I had no coins on me, and was left in the rather embarrassing situation of not being able to pay. I assured dear old Eliza that I would go away and return with the appropriate coinage, but she did not seem inclined to take me at my word. 

Then Eliza did the most incredible thing. Without us breaking eye contact, she held out two outstretched palms, and slowly raised them upwards to the sky. As she did this, the leafs of the bunched water cress began to slowly rise, pulling their green stalks behind them. When her hands stopped rising, the cress also stopped. With the ends of stalks touching the baskets and the leaves suspended in the air so they gave the appearance of being little trees. I waved a hand over the now upright cress to see how this trick had been accomplished, but there was no string? And if there was no string, then the leaves could not have been pulled up? Instead the only explanation was that the heads of the watercress had been lifted up! Like a man lying down would lift his head when standing! Yes, that was it, the cress had somehow, against the laws which govern our reality, stood up! It seems that Eliza had somehow developed the ability to control watercress with her mind. She truly was the watercress queen!

I stared dumbfounded, then herd her say “Go on my pretties.” Upon which tiny bunches of watercress slowly moved towards me. Then one by one the little green menaces leapt on me. More and more till their weight caused my legs to buckle and I fell to the floor. 
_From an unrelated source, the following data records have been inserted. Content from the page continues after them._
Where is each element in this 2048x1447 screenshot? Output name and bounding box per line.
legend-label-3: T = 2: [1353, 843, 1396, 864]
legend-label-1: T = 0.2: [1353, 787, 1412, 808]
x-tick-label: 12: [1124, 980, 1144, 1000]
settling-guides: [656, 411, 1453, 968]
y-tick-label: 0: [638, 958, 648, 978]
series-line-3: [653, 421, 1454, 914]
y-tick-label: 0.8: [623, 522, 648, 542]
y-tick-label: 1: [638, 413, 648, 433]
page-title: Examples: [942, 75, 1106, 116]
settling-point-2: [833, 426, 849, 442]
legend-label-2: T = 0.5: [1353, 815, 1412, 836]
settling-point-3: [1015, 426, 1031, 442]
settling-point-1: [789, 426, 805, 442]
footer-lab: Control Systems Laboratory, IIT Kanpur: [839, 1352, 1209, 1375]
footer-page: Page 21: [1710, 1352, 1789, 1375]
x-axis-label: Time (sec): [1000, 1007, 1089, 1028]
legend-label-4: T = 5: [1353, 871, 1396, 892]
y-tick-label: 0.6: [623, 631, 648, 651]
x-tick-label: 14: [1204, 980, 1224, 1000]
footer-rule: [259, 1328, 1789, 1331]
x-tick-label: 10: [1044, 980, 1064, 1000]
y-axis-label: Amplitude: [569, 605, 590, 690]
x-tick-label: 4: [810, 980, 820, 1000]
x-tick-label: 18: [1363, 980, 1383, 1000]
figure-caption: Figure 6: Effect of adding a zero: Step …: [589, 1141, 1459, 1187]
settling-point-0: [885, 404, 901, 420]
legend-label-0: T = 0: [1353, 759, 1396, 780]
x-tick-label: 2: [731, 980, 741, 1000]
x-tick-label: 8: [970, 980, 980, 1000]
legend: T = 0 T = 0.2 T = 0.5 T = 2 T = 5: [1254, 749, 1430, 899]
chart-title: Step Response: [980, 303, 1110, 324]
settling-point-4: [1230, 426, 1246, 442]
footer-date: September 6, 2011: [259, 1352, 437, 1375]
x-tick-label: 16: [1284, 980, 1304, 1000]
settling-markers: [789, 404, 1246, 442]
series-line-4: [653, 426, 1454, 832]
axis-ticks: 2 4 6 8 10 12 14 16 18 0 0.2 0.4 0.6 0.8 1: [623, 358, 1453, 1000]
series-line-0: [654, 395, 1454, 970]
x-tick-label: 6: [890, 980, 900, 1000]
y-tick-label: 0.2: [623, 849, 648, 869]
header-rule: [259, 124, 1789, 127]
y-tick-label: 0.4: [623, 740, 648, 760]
I looked around for aid, but everyone had either left or fled. Once on the floor I felt my body shift. I was being dragged away rhythmically. The little cress people sang a song to stay in time with each other, pulling as one at the end of each line.

“We’re mean,
we’re green,
we’re high in vitamin C.
We’re mean,
we’re green,
we’re high in vitamin C...”

Over and over...

I plead for my life, “Eliza! Dear God! Have mercy! I can wire the money into you’re account if you send me your details! Have you set up PayPal?!!”

But my pleads were ignored. The watercress dragged me into an ally, beat me to within an inch of my life, and threw me into the river Thames with concrete set around my feet. 

Fortunately the concrete was also made with watercress so came apart instantly in the water. Allowing me to swim away to safety.

I guess you have to be a tough character to survive in business.